An effective communication nexus for key segments of the HPC landscape: Community partnerships are a vital component of STEP’s approach for realizing a healthy tools ecosystem. STEP actively engages vendors, facilities, applications, hardware designers, and tool developers to help establish desired requirements, guidelines, testing methods, and early system access. These collaborative efforts benefit all parties involved, fostering a culture of proactive collaboration and continuous improvement. We also collaborate with other communities that share similar concerns, including cloud and data center providers, as well as AI vendors, to combine our efforts and maximize our impact. Our community partnerships create closer and more frequent communication between HPC tool developers and scientific applications, which reduces redundant effort in both domains. Application developers are able to focus on their application’s requirements, rather than trying to develop ad-hoc tools to analyze resource usage or performance. At the same time, tool developers receive better and more direct feedback by deploying their tools in real-world applications, rather than trying to approximate these conditions in simulation or through proxy applications.
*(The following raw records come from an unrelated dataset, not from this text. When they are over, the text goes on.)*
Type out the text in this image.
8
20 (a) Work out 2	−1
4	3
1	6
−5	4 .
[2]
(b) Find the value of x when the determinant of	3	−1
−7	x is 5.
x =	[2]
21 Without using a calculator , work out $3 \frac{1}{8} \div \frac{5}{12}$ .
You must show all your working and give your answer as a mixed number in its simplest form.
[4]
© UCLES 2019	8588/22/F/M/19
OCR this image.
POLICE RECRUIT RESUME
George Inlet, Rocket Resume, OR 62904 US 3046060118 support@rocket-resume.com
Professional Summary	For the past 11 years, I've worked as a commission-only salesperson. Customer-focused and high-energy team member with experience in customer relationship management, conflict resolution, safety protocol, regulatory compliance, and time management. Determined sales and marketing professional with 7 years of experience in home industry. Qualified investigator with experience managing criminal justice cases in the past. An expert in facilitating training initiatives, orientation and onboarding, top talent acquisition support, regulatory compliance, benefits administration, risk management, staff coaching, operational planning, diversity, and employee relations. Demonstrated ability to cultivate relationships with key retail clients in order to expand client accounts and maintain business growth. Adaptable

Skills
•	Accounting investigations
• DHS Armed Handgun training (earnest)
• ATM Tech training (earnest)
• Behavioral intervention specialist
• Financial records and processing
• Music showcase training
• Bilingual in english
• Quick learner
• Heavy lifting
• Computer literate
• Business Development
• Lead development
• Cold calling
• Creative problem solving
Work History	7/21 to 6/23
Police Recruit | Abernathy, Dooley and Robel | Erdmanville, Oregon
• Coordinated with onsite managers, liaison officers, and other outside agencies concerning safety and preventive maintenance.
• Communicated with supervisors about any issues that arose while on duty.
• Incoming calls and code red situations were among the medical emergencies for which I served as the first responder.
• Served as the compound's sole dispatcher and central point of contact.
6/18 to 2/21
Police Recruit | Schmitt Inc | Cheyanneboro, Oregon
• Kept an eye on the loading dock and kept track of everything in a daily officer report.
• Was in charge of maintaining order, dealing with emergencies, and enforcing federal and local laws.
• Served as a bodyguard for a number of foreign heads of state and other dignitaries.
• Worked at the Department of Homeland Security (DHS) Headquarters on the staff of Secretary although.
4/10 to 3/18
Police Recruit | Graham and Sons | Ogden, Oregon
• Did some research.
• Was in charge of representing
An efficient source for next generation performance tools: Establishing clear correlations between root causes of problems, workflow patterns, and performance analysis within the broader context of network, storage, power, and other system-level metrics is more challenging than ever. New hardware and software heterogeneity raises load-balancing issues with more sophisticated tradeoffs. It is crucial to engage early with vendor and application teams to effectively sort out root cause questions. Today we face numerous challenges related to interoperability including incompatible file formats and redundant implementations of similar capabilities across different tools. Relying solely on formal standards is not a cure-all solution, and, in fact, can hinder productivity. STEP encourages the production and adoption of tool portability layers that enable tool developers to share common functionality, drawing inspiration from successful examples from other communities such as LLVM. STEP encourages the development of metrics and evaluation methods that ensure accountability while also maximizing community sustainability impact. We support the development of metrics and evaluation methods, and the curation of mini-apps representing a broad cross section of use cases to serve as a proving ground for sustainable tool technology. Further, STEP encourages improvements in security practices across the tools community as a whole, and we distill secure development guidance into more concise actionable best practices whenever possible.
A productive spark for the broad HPC community: The benefit derived from STEP community engagement also extends beyond improvements to the tools themselves. A healthy tools ecosystem significantly broadens the use of tools in scientific applications. For example, standard and interoperable interfaces among tools will make it easier for developers to adopt and combine tools with different purposes. Moreover, developers have better assurances that the capabilities their applications rely upon will not disappear if one of the tools in the ecosystem is discontinued. Improving the efficiency of the software on HPC platforms not only provides faster time-to-solution for the scientist, but also effectively decreases the cost per computation. Additionally, STEP focuses on improving on-ramps for new tool usage by streamlining the onboarding process and providing immediately actionable feedback. Finally, STEP actively supports opportunities to boost US workforce expertise through multiple strategies including training, internships and technology introductions.